Les travailleurs en réinsertion ont ainsi trouvé un nouveau modus vivendi, en organisant autrement les équipes. «Avec le Covid, le moral a baissé d’un coup. Mais il est vite remonté, car il fallait que cela bouge. Bien entendu, il y avait un peu de stress, car on va aussi dans les hôpitaux. Mais, au final, on se sent plus utiles qu’à la maison.» Même constat dans les cuisines, où on prépare moins de plats, «mais où on doit gérer les stocks autrement. Si c’était mieux avant? Oui, bien entendu. Mais on aura appris des choses. Et puis, je trouve qu’il y a plus de respect de la part des gens.»

Beaucoup de chaleur humaine et des besoins immenses

Stëmm vun der Strooss, c’est maintenant 47 salariés sur cinq sites, deux restaurants sociaux, des ateliers thérapeutiques, de la réinsertion socioprofessionnelle, beaucoup de chaleur humaine et de la solidarité. Mais aussi des besoins énormes. «On a besoin de plus de locaux, de plus de place, de plus de personnel…», martèle Alexandra Oxacelay. «Pour pouvoir aider plus de monde.» Un appel est d’ailleurs lancé pour aider à financer la couverture de la cour des locaux de Hollerich, ce qui agrandirait le réfectoire.

Et de l’aide, du soutien, il en arrive. Souvent dans la discrétion. «La crise sanitaire en a été l’exemple. Spontanément, de nombreuses entreprises ou des particuliers sont venus nous aider. Financièrement ou même d’un point de vue matériel. Comme on ne savait pas vers quoi on allait, je disais aux équipes de prendre, de prendre, de prendre… À un tel point que les frigos étaient trop pleins! Mais tout a eu son utilité», s’amuse-t-elle.

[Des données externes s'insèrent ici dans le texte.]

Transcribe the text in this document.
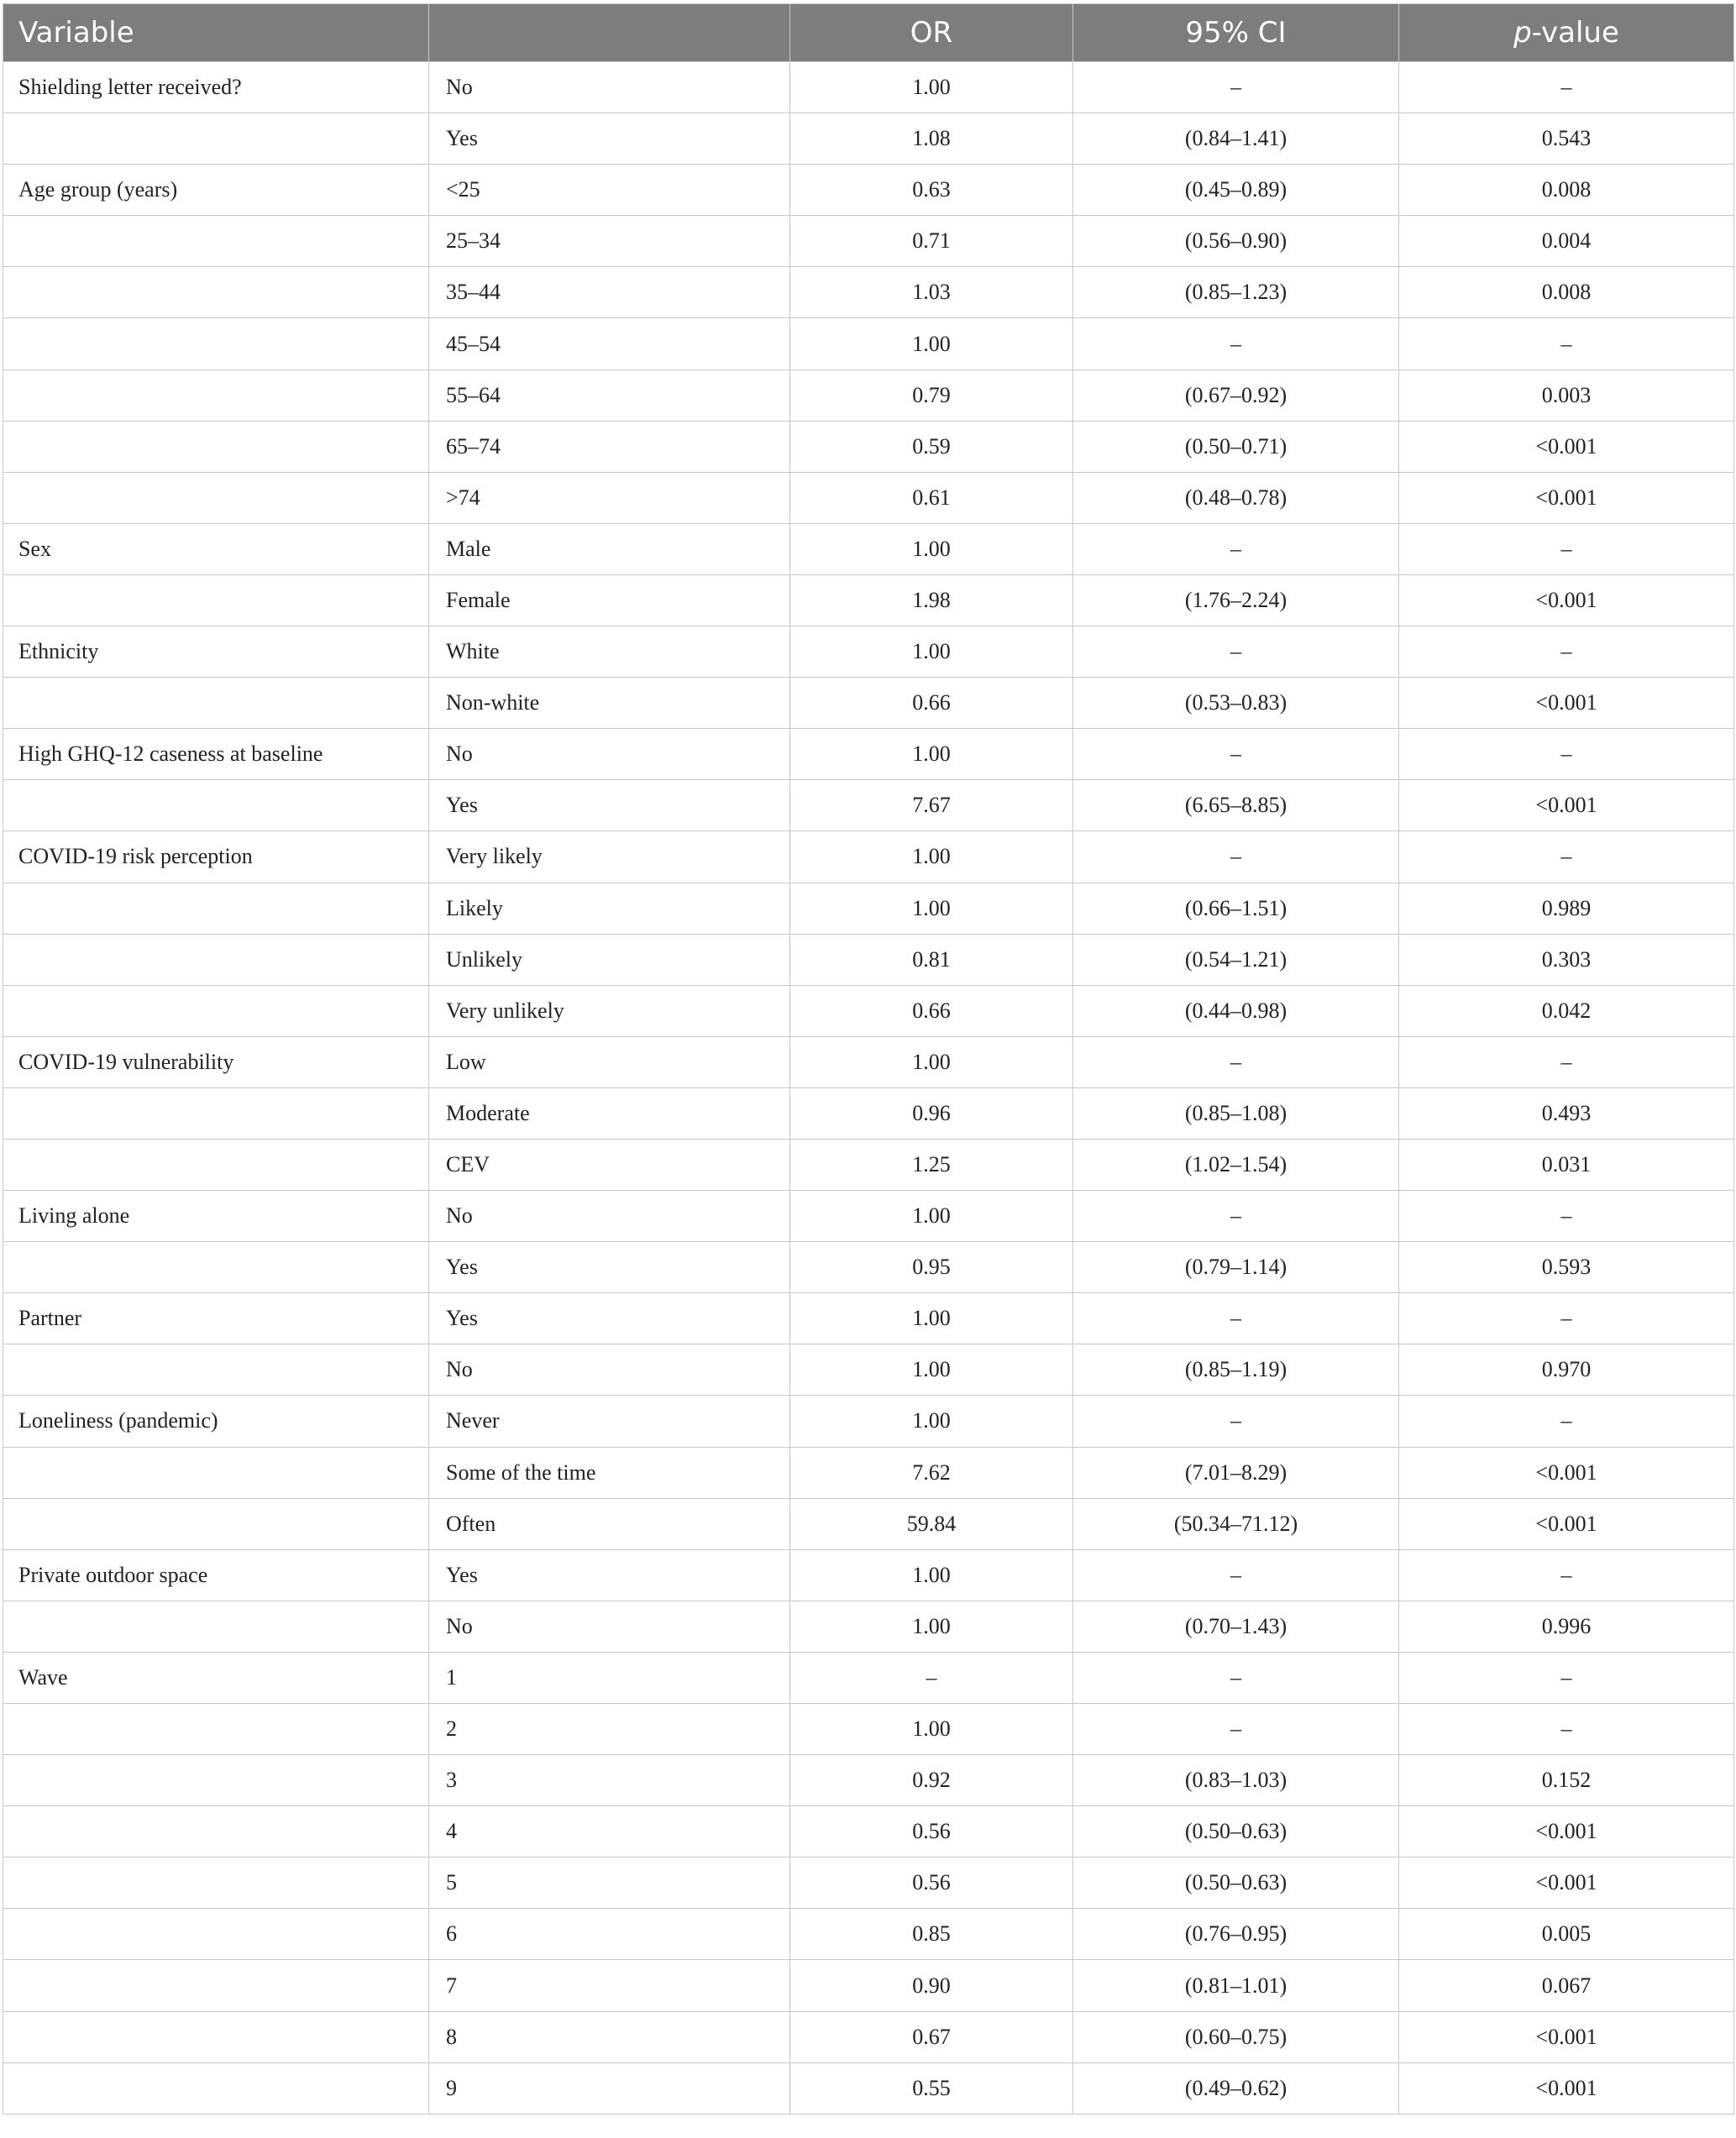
Variable		OR	95% CI	p-value
Shielding letter received?	No	1.00	–	–
	Yes	1.08	(0.84–1.41)	0.543
Age group (years)	<25	0.63	(0.45–0.89)	0.008
	25–34	0.71	(0.56–0.90)	0.004
	35–44	1.03	(0.85–1.23)	0.008
	45–54	1.00	–	–
	55–64	0.79	(0.67–0.92)	0.003
	65–74	0.59	(0.50–0.71)	<0.001
	>74	0.61	(0.48–0.78)	<0.001
Sex	Male	1.00	–	–
	Female	1.98	(1.76–2.24)	<0.001
Ethnicity	White	1.00	–	–
	Non-white	0.66	(0.53–0.83)	<0.001
High GHQ-12 caseness at baseline	No	1.00	–	–
	Yes	7.67	(6.65–8.85)	<0.001
COVID-19 risk perception	Very likely	1.00	–	–
	Likely	1.00	(0.66–1.51)	0.989
	Unlikely	0.81	(0.54–1.21)	0.303
	Very unlikely	0.66	(0.44–0.98)	0.042
COVID-19 vulnerability	Low	1.00	–	–
	Moderate	0.96	(0.85–1.08)	0.493
	CEV	1.25	(1.02–1.54)	0.031
Living alone	No	1.00	–	–
	Yes	0.95	(0.79–1.14)	0.593
Partner	Yes	1.00	–	–
	No	1.00	(0.85–1.19)	0.970
Loneliness (pandemic)	Never	1.00	–	–
	Some of the time	7.62	(7.01–8.29)	<0.001
	Often	59.84	(50.34–71.12)	<0.001
Private outdoor space	Yes	1.00	–	–
	No	1.00	(0.70–1.43)	0.996
Wave	1	–	–	–
	2	1.00	–	–
	3	0.92	(0.83–1.03)	0.152
	4	0.56	(0.50–0.63)	<0.001
	5	0.56	(0.50–0.63)	<0.001
	6	0.85	(0.76–0.95)	0.005
	7	0.90	(0.81–1.01)	0.067
	8	0.67	(0.60–0.75)	<0.001
	9	0.55	(0.49–0.62)	<0.001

Sur le trottoir, la file est encore plus longue. Les vigiles vont laisser entrer les 20 premières personnes, qui auront 20 minutes pour se restaurer, pas plus. Un autre effet indésirable du Covid. «Oui, aujourd’hui, il y a vraiment du monde», confirme la directrice. Le menu du jour propose notamment des boulettes et des féculents. «Quand c’est le jour du poisson, ils sont toujours moins nombreux. Finalement, tout se passe ici comme partout ailleurs…»

Stëmm vun der Strooss serait un peu comme un petit navire sur la mer déchaînée, il est ballotté dans tous les sens, mais flotte. «Je préfère l’image du roseau: on plie, mais on ne rompt jamais!», conclut Alexandra Oxacelay.